Brede is an English benedictine monastary where 90 nuns of varying ages and social classes live, work and pray together. Most took their vows as young women, but some, like Phillipa, entered at a later age. All of them come with baggage that doesn´t just go away when they put on their habits. Godden succeeds in showing that being a nun does not exempt one from petty jealousies, baser emotions and deep longings.
Godden paints the ironies of life with a deft touch: The necessity of coming to the end of oneself in order to find oneself (Matthew 16:25), the closed-in Abbey being a more "spacious" place than the open town, and the desire of the nuns to be separate from the world yet needing to belong.

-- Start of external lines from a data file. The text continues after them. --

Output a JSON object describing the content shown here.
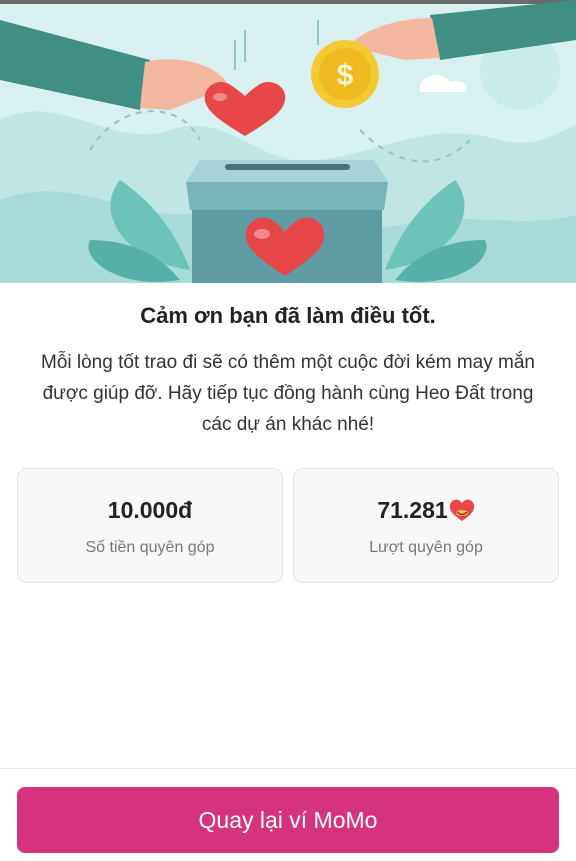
{
  "header": {
    "title": "Cảm ơn bạn đã làm điều tốt.",
    "message_lines": [
      "Mỗi lòng tốt trao đi sẽ có thêm một cuộc đời kém may mắn",
      "được giúp đỡ. Hãy tiếp tục đồng hành cùng Heo Đất trong",
      "các dự án khác nhé!"
    ]
  },
  "stats": [
    {
      "value": "10.000đ",
      "label": "Số tiền quyên góp"
    },
    {
      "value": "71.281",
      "label": "Lượt quyên góp",
      "icon": "heart-face-emoji-icon"
    }
  ],
  "footer": {
    "button_label": "Quay lại ví MoMo"
  },
  "hero": {
    "coin_symbol": "$"
  },
  "colors": {
    "accent": "#d6337e",
    "hero_bg": "#d8f0ef",
    "heart": "#e8474a",
    "coin": "#f5c934",
    "box": "#5f9ba3"
  }
}
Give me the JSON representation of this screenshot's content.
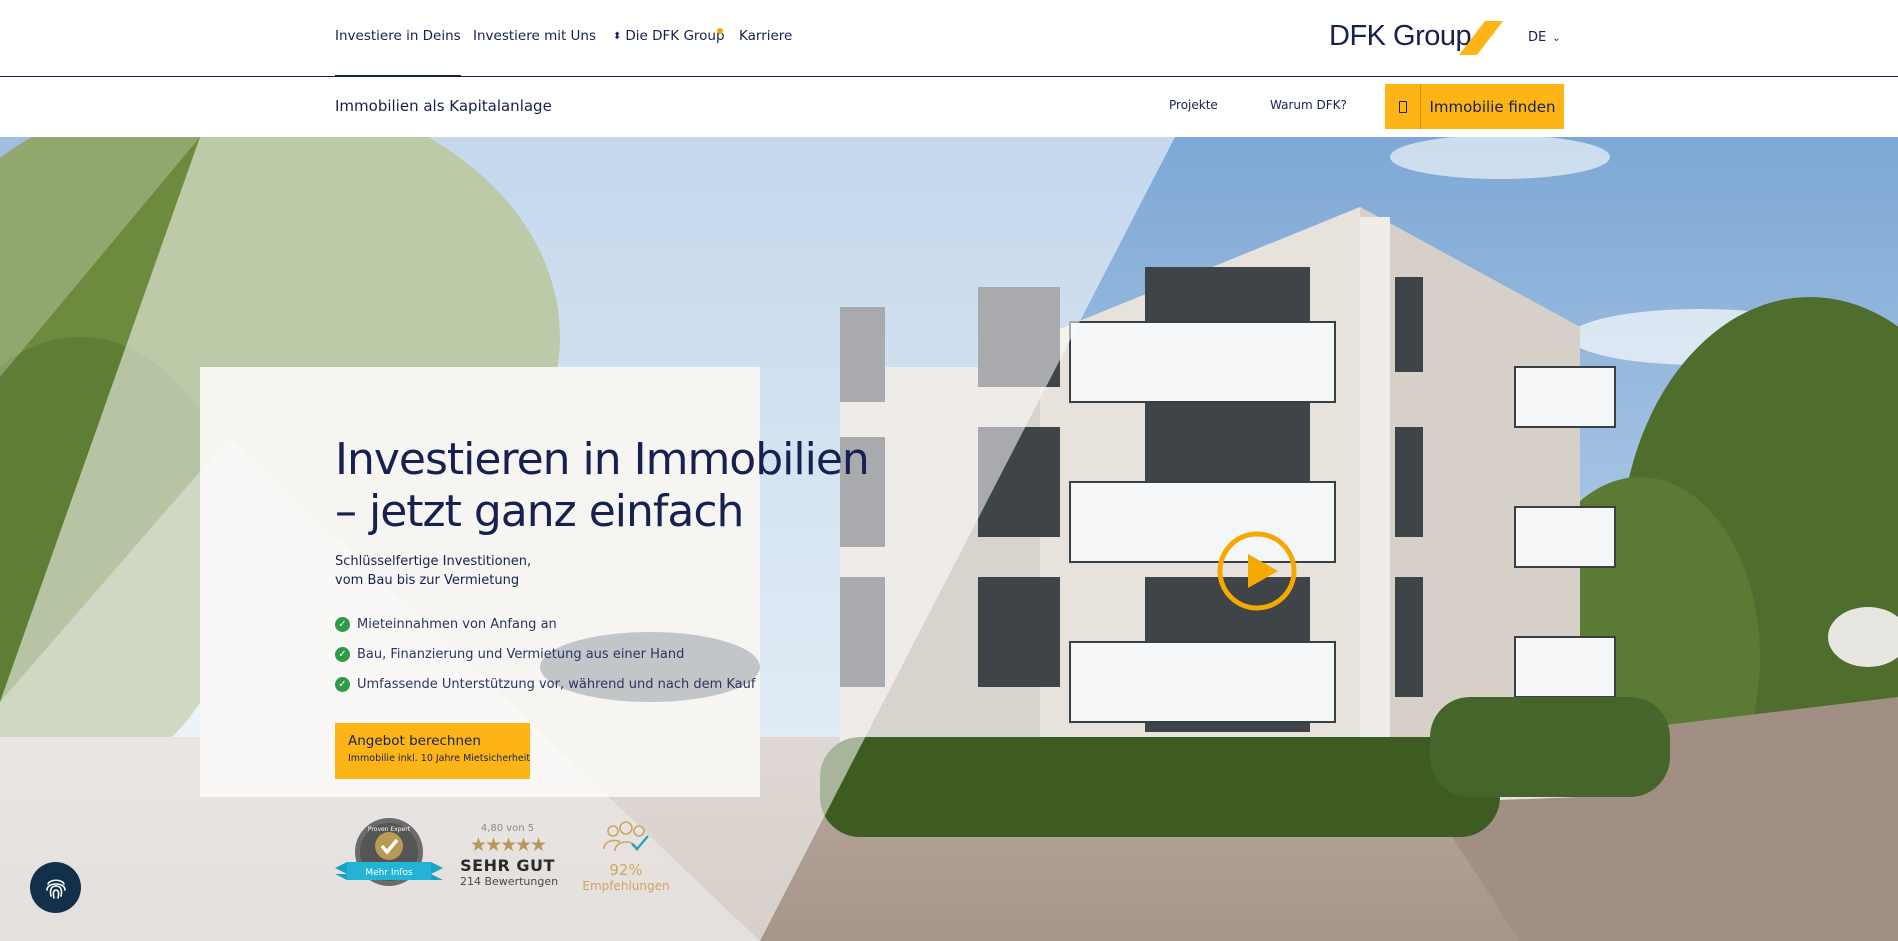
{
  "topnav": {
    "items": [
      {
        "label": "Investiere in Deins",
        "active": true
      },
      {
        "label": "Investiere mit Uns",
        "active": false
      },
      {
        "label": "Die DFK Group",
        "active": false
      },
      {
        "label": "Karriere",
        "active": false
      }
    ],
    "logo_text": "DFK Group",
    "language": "DE"
  },
  "subnav": {
    "title": "Immobilien als Kapitalanlage",
    "links": [
      "Projekte",
      "Warum DFK?"
    ],
    "find_button": "Immobilie finden"
  },
  "hero": {
    "headline_line1": "Investieren in Immobilien",
    "headline_line2": "– jetzt ganz einfach",
    "subline_line1": "Schlüsselfertige Investitionen,",
    "subline_line2": "vom Bau bis zur Vermietung",
    "bullets": [
      "Mieteinnahmen von Anfang an",
      "Bau, Finanzierung und Vermietung aus einer Hand",
      "Umfassende Unterstützung vor, während und nach dem Kauf"
    ],
    "cta_title": "Angebot berechnen",
    "cta_subtitle": "Immobilie inkl. 10 Jahre Mietsicherheit"
  },
  "badges": {
    "proven_expert_ribbon": "Mehr Infos",
    "proven_expert_logo_text": "Proven Expert",
    "rating_score": "4,80 von 5",
    "stars": "★★★★★",
    "rating_label": "SEHR GUT",
    "rating_count": "214 Bewertungen",
    "recommend_pct": "92%",
    "recommend_label": "Empfehlungen"
  },
  "colors": {
    "navy": "#16214f",
    "accent": "#fdb515",
    "check_green": "#2d9a4a",
    "gold": "#c9a85e"
  },
  "icons": [
    "updown-icon",
    "chevron-down-icon",
    "phone-icon",
    "check-icon",
    "play-icon",
    "fingerprint-icon"
  ]
}
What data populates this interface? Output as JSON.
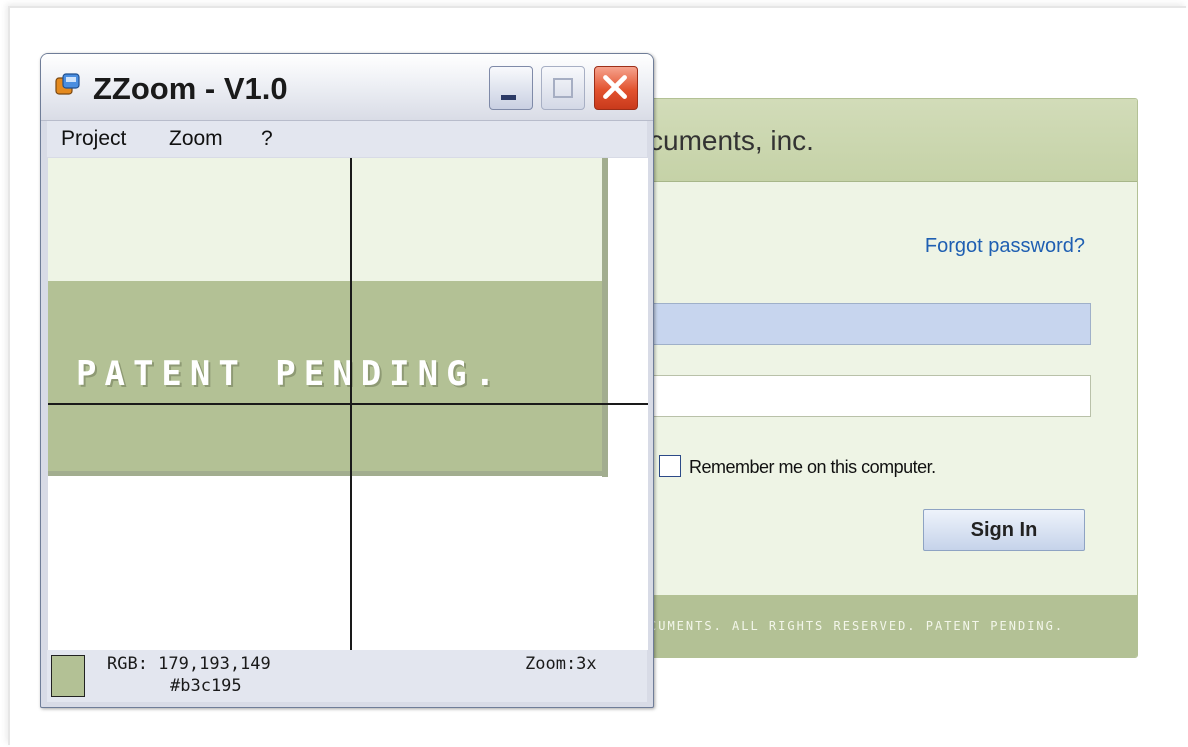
{
  "login": {
    "title_fragment": "cuments, inc.",
    "forgot_password": "Forgot password?",
    "remember_me": "Remember me on this computer.",
    "sign_in": "Sign In",
    "footer": "CUMENTS. ALL RIGHTS RESERVED. PATENT PENDING.",
    "colors": {
      "panel": "#eef4e5",
      "header": "#c5d2a7",
      "footer": "#b3c195",
      "link": "#1f5fb2"
    }
  },
  "zzoom": {
    "title": "ZZoom - V1.0",
    "menu": [
      "Project",
      "Zoom",
      "?"
    ],
    "canvas_text": "PATENT PENDING.",
    "status": {
      "rgb": "RGB: 179,193,149",
      "hex": "#b3c195",
      "zoom": "Zoom:3x",
      "swatch_color": "#b3c195"
    },
    "icons": [
      "app-icon",
      "minimize-icon",
      "maximize-icon",
      "close-icon"
    ]
  }
}
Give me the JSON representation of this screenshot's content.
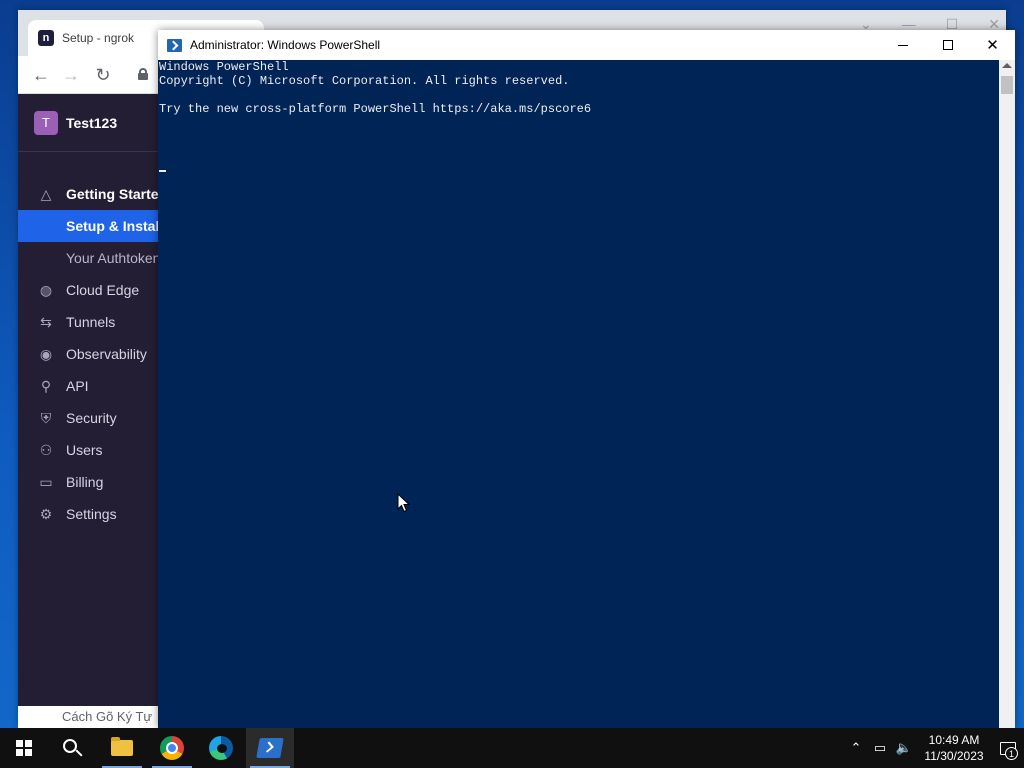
{
  "chrome": {
    "tab_title": "Setup - ngrok",
    "logo_letter": "n",
    "window_controls": [
      "minimize-icon",
      "maximize-icon",
      "close-icon"
    ],
    "nav": {
      "back": "←",
      "forward": "→",
      "reload": "↻"
    },
    "bottom_strip_text": "Cách Gõ Ký Tự"
  },
  "ngrok": {
    "account": {
      "avatar_letter": "T",
      "name": "Test123"
    },
    "nav": [
      {
        "label": "Getting Started",
        "icon": "rocket-icon",
        "glyph": "△",
        "style": "bold"
      },
      {
        "label": "Setup & Installation",
        "icon": "",
        "glyph": "",
        "style": "active"
      },
      {
        "label": "Your Authtoken",
        "icon": "",
        "glyph": "",
        "style": "sub"
      },
      {
        "label": "Cloud Edge",
        "icon": "globe-icon",
        "glyph": "◍",
        "style": "normal"
      },
      {
        "label": "Tunnels",
        "icon": "arrows-icon",
        "glyph": "⇆",
        "style": "normal"
      },
      {
        "label": "Observability",
        "icon": "eye-icon",
        "glyph": "◉",
        "style": "normal"
      },
      {
        "label": "API",
        "icon": "plug-icon",
        "glyph": "⚲",
        "style": "normal"
      },
      {
        "label": "Security",
        "icon": "shield-icon",
        "glyph": "⛨",
        "style": "normal"
      },
      {
        "label": "Users",
        "icon": "users-icon",
        "glyph": "⚇",
        "style": "normal"
      },
      {
        "label": "Billing",
        "icon": "card-icon",
        "glyph": "▭",
        "style": "normal"
      },
      {
        "label": "Settings",
        "icon": "gear-icon",
        "glyph": "⚙",
        "style": "normal"
      }
    ]
  },
  "powershell": {
    "title": "Administrator: Windows PowerShell",
    "lines": [
      "Windows PowerShell",
      "Copyright (C) Microsoft Corporation. All rights reserved.",
      "",
      "Try the new cross-platform PowerShell https://aka.ms/pscore6",
      ""
    ],
    "colors": {
      "background": "#012456",
      "text": "#eeedf0"
    }
  },
  "taskbar": {
    "apps": [
      {
        "name": "start-button"
      },
      {
        "name": "search-button"
      },
      {
        "name": "file-explorer"
      },
      {
        "name": "google-chrome"
      },
      {
        "name": "microsoft-edge"
      },
      {
        "name": "windows-powershell",
        "active": true
      }
    ],
    "tray": {
      "chevron": "⌃",
      "network": "▭",
      "volume": "🔈",
      "time": "10:49 AM",
      "date": "11/30/2023",
      "notification_count": "1"
    }
  }
}
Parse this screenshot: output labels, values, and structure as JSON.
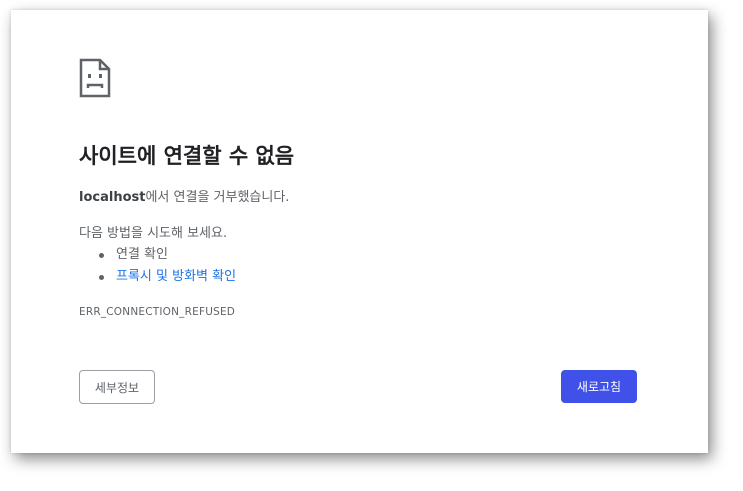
{
  "icon": {
    "name": "sad-page-icon"
  },
  "error": {
    "title": "사이트에 연결할 수 없음",
    "host": "localhost",
    "message_suffix": "에서 연결을 거부했습니다.",
    "suggestions_heading": "다음 방법을 시도해 보세요.",
    "suggestions": [
      {
        "label": "연결 확인"
      },
      {
        "label": "프록시 및 방화벽 확인"
      }
    ],
    "code": "ERR_CONNECTION_REFUSED"
  },
  "buttons": {
    "details_label": "세부정보",
    "reload_label": "새로고침"
  },
  "colors": {
    "link": "#1a73e8",
    "primary_button": "#3f51e8",
    "text": "#5f6368",
    "title": "#202124"
  }
}
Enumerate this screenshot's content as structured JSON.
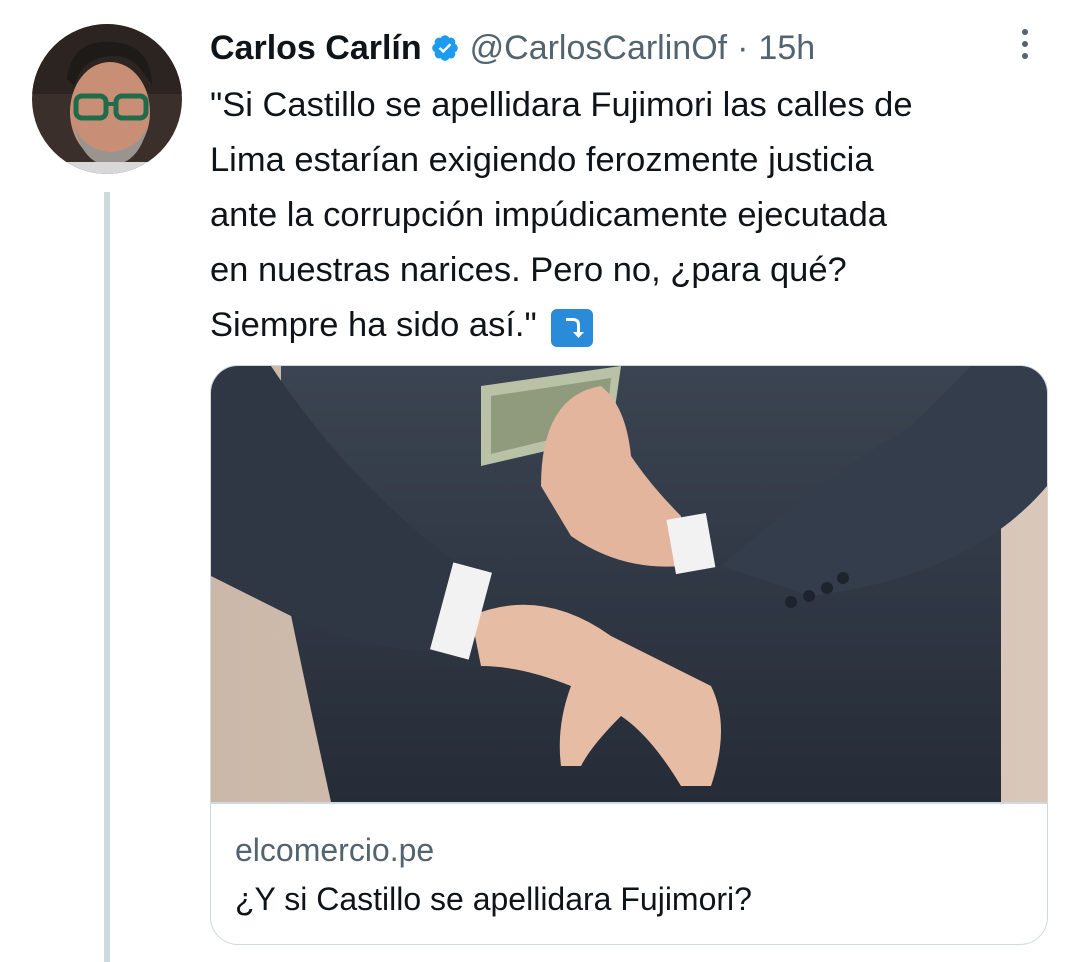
{
  "tweet": {
    "author": {
      "display_name": "Carlos Carlín",
      "handle": "@CarlosCarlinOf",
      "verified": true,
      "avatar_icon": "profile-photo"
    },
    "separator": "·",
    "time": "15h",
    "text_lines": [
      "\"Si Castillo se apellidara Fujimori las calles de",
      "Lima estarían exigiendo ferozmente justicia",
      "ante la corrupción impúdicamente ejecutada",
      "en nuestras narices. Pero no, ¿para qué?",
      "Siempre ha sido así.\""
    ],
    "emoji": "⤵",
    "more_icon": "more-vertical-icon",
    "link_card": {
      "image_icon": "photo-hands-behind-back-with-money",
      "domain": "elcomercio.pe",
      "title": "¿Y si Castillo se apellidara Fujimori?"
    }
  },
  "colors": {
    "text_primary": "#0f1419",
    "text_secondary": "#536471",
    "verified_blue": "#1d9bf0",
    "border": "#cfd9de",
    "emoji_blue": "#2a8bd9"
  }
}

For those with a religious bent (Catholic or Protestant), this novel gives much to ponder. Philippa became a nun to "give herself away," but found later that she had put conditions on how that should be done. (Oswald Chambers echoes this idea in his devotional book, My Utmost, when he says that God sometimes crushes us like grapes to turn us into good wine. We don´t mind the crushing as long as we can choose the hand that does it.- from Sept 30)
In spite of the lack of action, and my disagreements with some Catholic doctrines, I found this to be a deeply compelling book.
Two other Godden novels I've reviewed are China Court and Kingfishers Catch Fire.